To evaluate the safety, tolerance, and pharmacokinetics of fluconazole in children with neoplastic diseases, we studied fluconazole in 26 children, aged 5 to 15 years, with normal renal function who were receiving treatment for cancer. The patients received fluconazole, 2, 4, or 8 mg/kg per day for 7 days intravenously for a 2-hour period. Patients had no nausea or vomiting related to fluconazole; three patients had an asymptomatic rise in hepatic aminotransferase values after four to six doses (one patient at 2 mg/kg per day and two patients at 8 mg/kg per day), which returned to normal within 2 weeks after discontinuation of the drug. Fluconazole showed linear first-order kinetics over the dosage range tested and during multiple dosing. After the first dose, mean clearance was 22.8 +/- 2.3 ml/min, volume of distribution 0.87 +/- 0.06 L/kg, and terminal elimination half-life 16.8 +/- 1.1 hours. Similarly, after the last dose, clearance was 19.4 +/- 1.3 ml/min, volume of distribution 0.84 +/- 0.04 L/kg, and terminal elimination half-life 18.1 +/- 1.2 hours. Patients receiving their first fluconazole dose of 8 mg/kg achieved peak serum levels of 9.5 +/- 0.4 microgram/ml and trough levels of 2.7 +/- 0.5 microgram/ml 24 hours later, and an area under the serum concentration-time curve from time zero to infinity of 186 +/- 16 micrograms.hr per milliliter. Renal clearance of fluconazole was 65% +/- 5% of total clearance and demonstrated the predominantly renal excretion of this drug.
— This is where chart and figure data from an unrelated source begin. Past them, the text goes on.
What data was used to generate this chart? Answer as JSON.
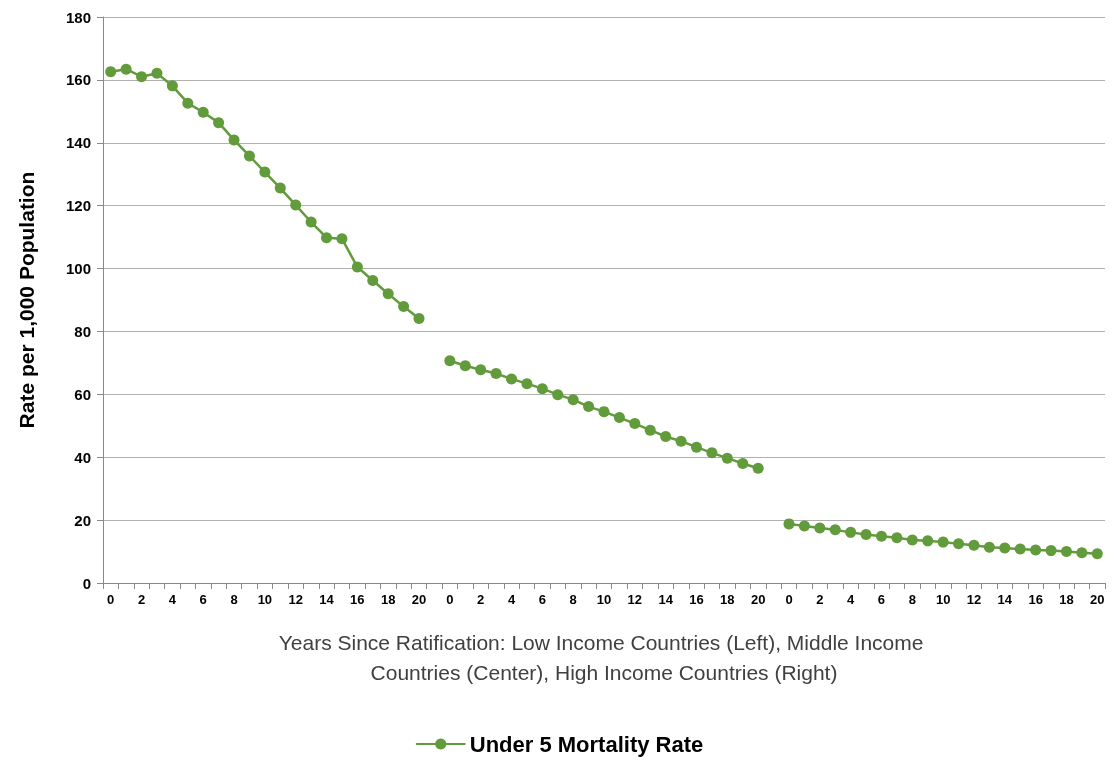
{
  "chart_data": {
    "type": "line",
    "categories": [
      "0",
      null,
      "2",
      null,
      "4",
      null,
      "6",
      null,
      "8",
      null,
      "10",
      null,
      "12",
      null,
      "14",
      null,
      "16",
      null,
      "18",
      null,
      "20",
      null,
      "0",
      null,
      "2",
      null,
      "4",
      null,
      "6",
      null,
      "8",
      null,
      "10",
      null,
      "12",
      null,
      "14",
      null,
      "16",
      null,
      "18",
      null,
      "20",
      null,
      "0",
      null,
      "2",
      null,
      "4",
      null,
      "6",
      null,
      "8",
      null,
      "10",
      null,
      "12",
      null,
      "14",
      null,
      "16",
      null,
      "18",
      null,
      "20"
    ],
    "series": [
      {
        "name": "Under 5 Mortality Rate",
        "color": "#629b3b",
        "values": [
          162.6,
          163.4,
          161.0,
          162.1,
          158.1,
          152.6,
          149.7,
          146.4,
          140.9,
          135.8,
          130.7,
          125.6,
          120.2,
          114.8,
          109.8,
          109.5,
          100.5,
          96.2,
          92.0,
          87.9,
          84.1,
          null,
          70.7,
          69.1,
          67.8,
          66.6,
          64.9,
          63.4,
          61.8,
          59.9,
          58.3,
          56.1,
          54.5,
          52.6,
          50.7,
          48.6,
          46.6,
          45.1,
          43.2,
          41.4,
          39.7,
          38.0,
          36.5,
          null,
          18.8,
          18.1,
          17.5,
          16.9,
          16.1,
          15.4,
          14.9,
          14.4,
          13.7,
          13.4,
          13.0,
          12.5,
          12.0,
          11.4,
          11.1,
          10.8,
          10.5,
          10.3,
          10.0,
          9.6,
          9.3
        ]
      }
    ],
    "xlabel": "Years Since Ratification: Low Income Countries (Left), Middle Income Countries (Center), High Income Countries (Right)",
    "ylabel": "Rate per 1,000 Population",
    "ylim": [
      0,
      180
    ],
    "yticks": [
      0,
      20,
      40,
      60,
      80,
      100,
      120,
      140,
      160,
      180
    ],
    "grid": "y",
    "legend": "bottom",
    "marker": "circle",
    "line_style": "solid"
  }
}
We suggest that the shorter serum half-life and the higher frequency of aminotransferase elevations in comparison with those of adults warrant careful investigation of fluconazole in controlled clinical trials.

摘要

为评估氟康唑在患有肿瘤疾病儿童中的安全性、耐受性和药代动力学,我们对26名年龄在5至15岁、肾功能正常且正在接受癌症治疗的儿童进行了氟康唑研究。患者每天静脉注射2、4或8mg/kg氟康唑,共7天,注射时间为2小时。患者未出现与氟康唑相关的恶心或呕吐;三名患者在四至六剂后出现无症状的肝转氨酶值升高(一名患者每天2mg/kg,两名患者每天8mg/kg),停药后2周内恢复正常。在测试的剂量范围内和多次给药期间,氟康唑呈现线性一级动力学。首次给药后,平均清除率为22.8±2.3ml/min,分布容积为0.87±0.06L/kg,终末消除半衰期为16.8±1.1小时。同样,末次给药后,清除率为19.4±1.3ml/min,分布容积为0.84±0.04L/kg,终末消除半衰期为18.1±1.2小时。接受首剂8mg/kg氟康唑的患者在24小时后达到血清峰值水平9.5±0.4μg/ml和谷值水平2.7±0.5μg/ml,血清浓度-时间曲线从零至无穷大的面积为186±16μg·hr/ml。氟康唑的肾清除率占总清除率的65%±5%,表明该药物主要经肾排泄。我们认为,与成人相比,氟康唑较短的血清半衰期和较高的转氨酶升高频率值得在对照临床试验中对其进行仔细研究。